Optional OpenCode plugin usage is separate from the MCP server command:
```json
{
"plugin": ["kibi-opencode"]
}
```
Use the plugin when you want OpenCode prompt guidance and background sync/check
maintenance. Keep the `mcp.kibi` entry configured against the project-local
`kibi-mcp` binary either way.
`kibi-opencode` auto-updates its cached OpenCode plugin package by default on
startup. To keep the plugin fixed, pin an exact version in the plugin array,
for example `"kibi-opencode@0.15.0"`; MCP/CLI/core project dependencies remain
under your package manager's control.
## Quick Start
Initialize kibi in your repository:
```bash
# Verify environment prerequisites
npm exec -- kibi doctor
# Initialize .kb/ and install git hooks
npm exec -- kibi init
# Parse markdown docs and symbols into branch KB
npm exec -- kibi sync
# Discover relevant knowledge before exact lookups
npm exec -- kibi search auth
# Inspect current branch snapshot and freshness
npm exec -- kibi status
# Run integrity checks
npm exec -- kibi check
```
> **Note:** `kibi init` installs git hooks by default and writes `.kb/` ignore entries to `.gitignore`. Hooks automatically sync your KB on branch checkout and merge.
### Typical discovery workflow
```bash
# Explore the KB first
npm exec -- kibi search login
# Then follow up with exact/source-linked queries
npm exec -- kibi query req --source src/auth/login.ts --format table
# Check branch attachment and freshness when needed
npm exec -- kibi status
# Ask focused reporting questions
npm exec -- kibi gaps req --missing-rel specified_by,verified_by --format table
npm exec -- kibi coverage --by req --format table
```
## Documentation
- **[Installation Guide](docs/install.md)** — Prerequisites, SWI-Prolog setup, and verification steps
- **[CLI Reference](docs/cli-reference.md)** — Complete command documentation with all flags and options
- **[Troubleshooting](docs/troubleshooting.md)** — Recovery procedures and common issues
- **[Entity Schema](docs/entity-schema.md)** — Entity types, relationships, and examples
- **[Architecture](docs/architecture.md)** — System architecture and component descriptions
- **[Inference Rules](docs/inference-rules.md)** — Validation rules and constraint logic
- **[MCP Reference](docs/mcp-reference.md)** — MCP server documentation
- **[LLM Prompts](docs/prompts/llm-rules.md)** — Ready-to-copy system prompts for agents
- **[AGENTS.md](AGENTS.md)** — Guidelines for AI agents working on kibi projects
- **[Contributing](CONTRIBUTING.md)** — Development setup and contributor workflow
## Release and Versioning
Kibi uses a two-branch release model with [Changesets](https://github.com/changesets/changesets). Work happens on `develop`, where version bumps are applied. The `master` branch is publish-only.
### Release Flow
1. **Development**: Create changesets on `develop` as you work.

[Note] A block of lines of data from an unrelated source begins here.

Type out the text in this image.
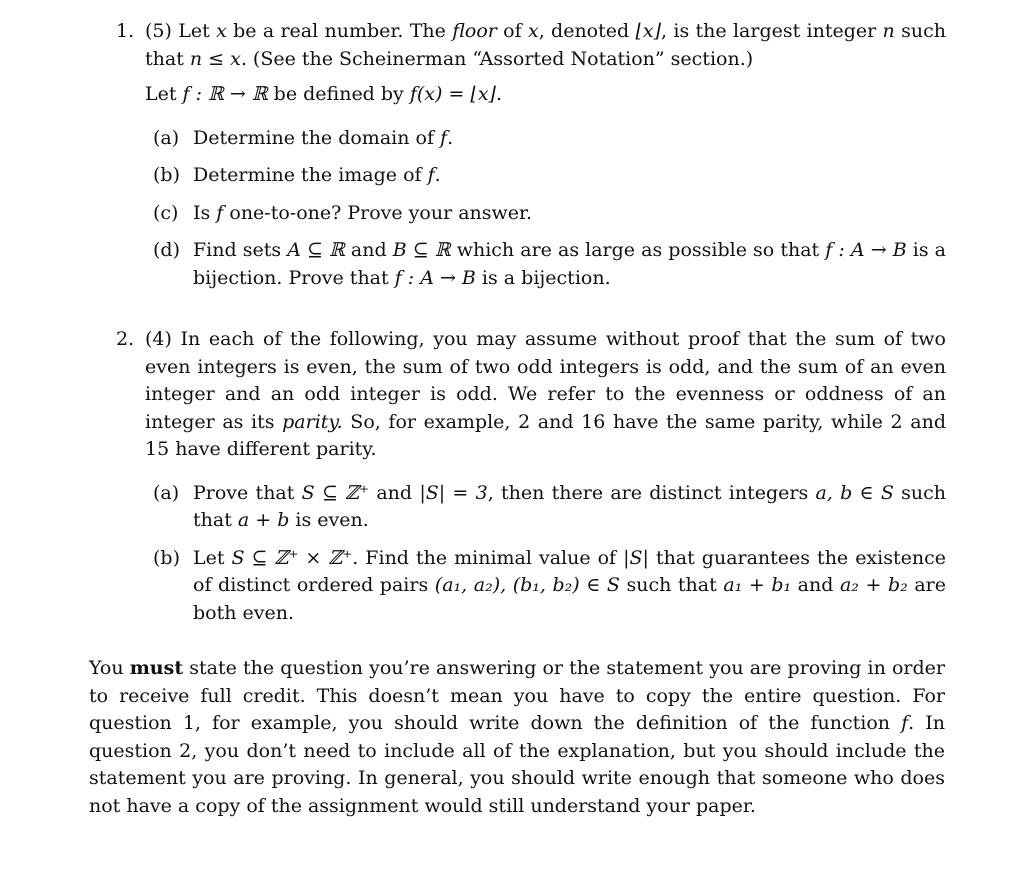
1. (5) Let x be a real number. The floor of x, denoted ⌊x⌋, is the largest integer n such that n ≤ x. (See the Scheinerman “Assorted Notation” section.)

Let f : ℝ → ℝ be defined by f(x) = ⌊x⌋.

(a) Determine the domain of f.
(b) Determine the image of f.
(c) Is f one-to-one? Prove your answer.
(d) Find sets A ⊆ ℝ and B ⊆ ℝ which are as large as possible so that f : A → B is a bijection. Prove that f : A → B is a bijection.
2. (4) In each of the following, you may assume without proof that the sum of two even integers is even, the sum of two odd integers is odd, and the sum of an even integer and an odd integer is odd. We refer to the evenness or oddness of an integer as its parity. So, for example, 2 and 16 have the same parity, while 2 and 15 have different parity.

(a) Prove that S ⊆ ℤ⁺ and |S| = 3, then there are distinct integers a, b ∈ S such that a + b is even.
(b) Let S ⊆ ℤ⁺ × ℤ⁺. Find the minimal value of |S| that guarantees the existence of distinct ordered pairs (a₁, a₂), (b₁, b₂) ∈ S such that a₁ + b₁ and a₂ + b₂ are both even.

You must state the question you’re answering or the statement you are proving in order to receive full credit. This doesn’t mean you have to copy the entire question. For question 1, for example, you should write down the definition of the function f. In question 2, you don’t need to include all of the explanation, but you should include the statement you are proving. In general, you should write enough that someone who does not have a copy of the assignment would still understand your paper.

2. **Versioning**: Run `bun run version-packages` on `develop` to apply bumps.
3. **Merge**: Merge `develop` into `master`.
4. **Publish**: `master` CI builds and publishes new versions to npm.
There is no `master → develop` back-merge.
```bash
# Add release metadata (run on develop)
bun run changeset
# Apply version bumps (run on develop)
bun run version-packages
```
---
⚠️ **Alpha Status:** Kibi is in early alpha. Expect breaking changes. Pin exact versions of `kibi-cli`, `kibi-mcp`, `kibi-opencode`, and `kibi-codex` in your projects, and expect to occasionally delete and rebuild your `.kb` folder when upgrading.